Department of Pathology and Laboratory Medicine, University of California Davis Health, Sacramento, CA, USA.
Division of Biostatistics, University of California Davis, Sacramento, CA, USA.
Histopathology. 2019 Jul;75(1):39-53. doi: 10.1111/his.13844. Epub 2019 May 16.
Machine learning (ML) binary classification in diagnostic histopathology is an area of intense investigation. Several assumptions, including training image quality/format and the number of training images required, appear to be similar in many studies irrespective of the paucity of supporting evidence. We empirically compared training image file type, training set size, and two common convolutional neural networks (CNNs) using transfer learning (ResNet50 and SqueezeNet).
Thirty haematoxylin and eosin (H&E)-stained slides with carcinoma or normal tissue from three tissue types (breast, colon, and prostate) were photographed, generating 3000 partially overlapping images (1000 per tissue type).
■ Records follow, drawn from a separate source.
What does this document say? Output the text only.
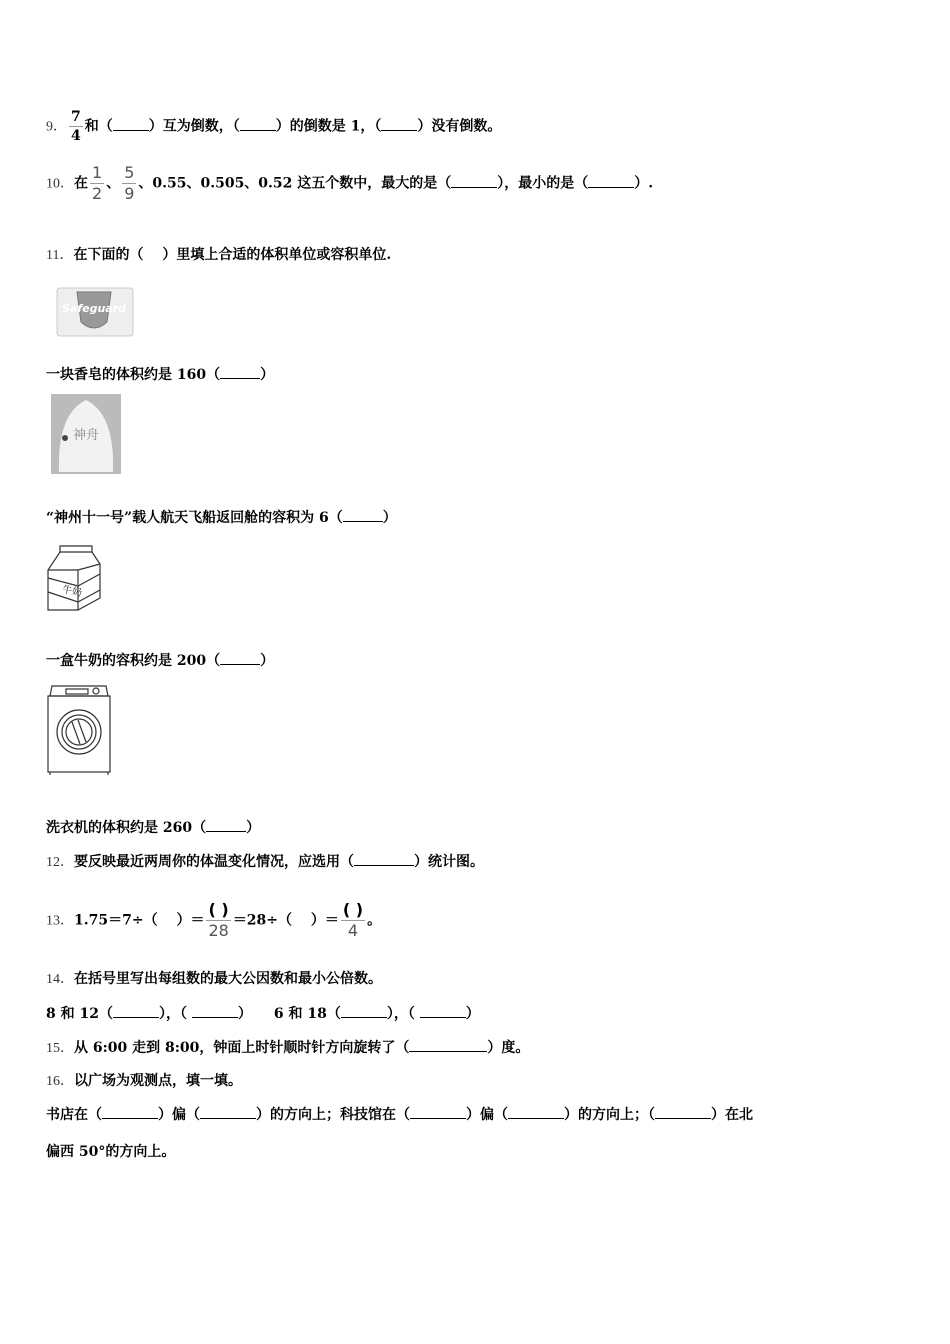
9． $\frac{7}{4}$ 和（	）互为倒数，（	）的倒数是 1，（	）没有倒数。
10．在 $\frac{1}{2}$ 、 $\frac{5}{9}$ 、0.55、0.505、0.52 这五个数中，最大的是（	），最小的是（	）.
11．在下面的（　 ）里填上合适的体积单位或容积单位.
Safeguard
一块香皂的体积约是 160（	）
神舟
“神州十一号”载人航天飞船返回舱的容积为 6（	）
牛奶
一盒牛奶的容积约是 200（	）
洗衣机的体积约是 260（	）
12．要反映最近两周你的体温变化情况，应选用（	）统计图。
13．1.75＝7÷（　 ）＝ $\frac{( )}{28} =28\div$（　 ）＝ $\frac{( )}{4}$ 。
14．在括号里写出每组数的最大公因数和最小公倍数。
8 和 12（	），（	） 6 和 18（	），（	）
15．从 6:00 走到 8:00，钟面上时针顺时针方向旋转了（	）度。
16．以广场为观测点，填一填。
书店在（	）偏（	）的方向上；科技馆在（	）偏（	）的方向上；（	）在北
偏西 50°的方向上。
These lossless Portable Networks Graphics (PNGs) images were converted to lossy Joint Photographic Experts Group (JPG) images. Tissue type-specific binary classification ML models were developed by the use of all PNG or JPG images, and repeated with a subset of 500, 200, 100, 50, 30 and 10 images. Eleven models were generated for each tissue type, at each quantity of training images, for each file type, and for each CNN, resulting in 924 models. Internal accuracies and generalisation accuracies were compared. There was no meaningful significant difference in accuracies between PNG and JPG models. Models trained with more images did not invariably perform better. ResNet50 typically outperformed SqueezeNet. Models were generalisable within a tissue type but not across tissue types.
Lossy JPG images were not inferior to lossless PNG images in our models. Large numbers of unique H&E-stained slides were not required for training optimal ML models. This reinforces the need for an evidence-based approach to best practices for histopathological ML.
机器学习(ML)在诊断组织病理学中的二进制分类是一个研究热点。尽管缺乏支持证据,但许多研究似乎都存在一些类似的假设,包括训练图像的质量/格式和所需的训练图像数量。我们通过实证比较了训练图像文件类型、训练集大小以及两种常用的卷积神经网络(ResNet50 和 SqueezeNet)的迁移学习。
从三种组织类型(乳腺、结肠和前列腺)拍摄了 30 张带有癌组织或正常组织的苏木精和伊红(H&E)染色切片,生成了 3000 张部分重叠的图像(每种组织类型 1000 张)。这些无损的便携式网络图形(PNG)图像被转换为有损联合图像专家组(JPG)图像。使用所有 PNG 或 JPG 图像开发了组织类型特定的二进制分类 ML 模型,并使用 500、200、100、50、30 和 10 张图像的子集重复进行了实验。对于每种组织类型、每种数量的训练图像、每种文件类型和每种 CNN,生成了 11 个模型,总共生成了 924 个模型。比较了内部准确性和泛化准确性。PNG 和 JPG 模型之间的准确性没有显著差异。训练图像数量较多的模型并不总是表现更好。ResNet50 通常优于 SqueezeNet。模型在组织类型内具有可泛化性,但不能跨组织类型泛化。
在我们的模型中,有损 JPG 图像并不逊于无损 PNG 图像。训练最佳 ML 模型不需要大量独特的 H&E 染色载玻片。这进一步强调了需要采用循证方法来制定组织病理学 ML 的最佳实践。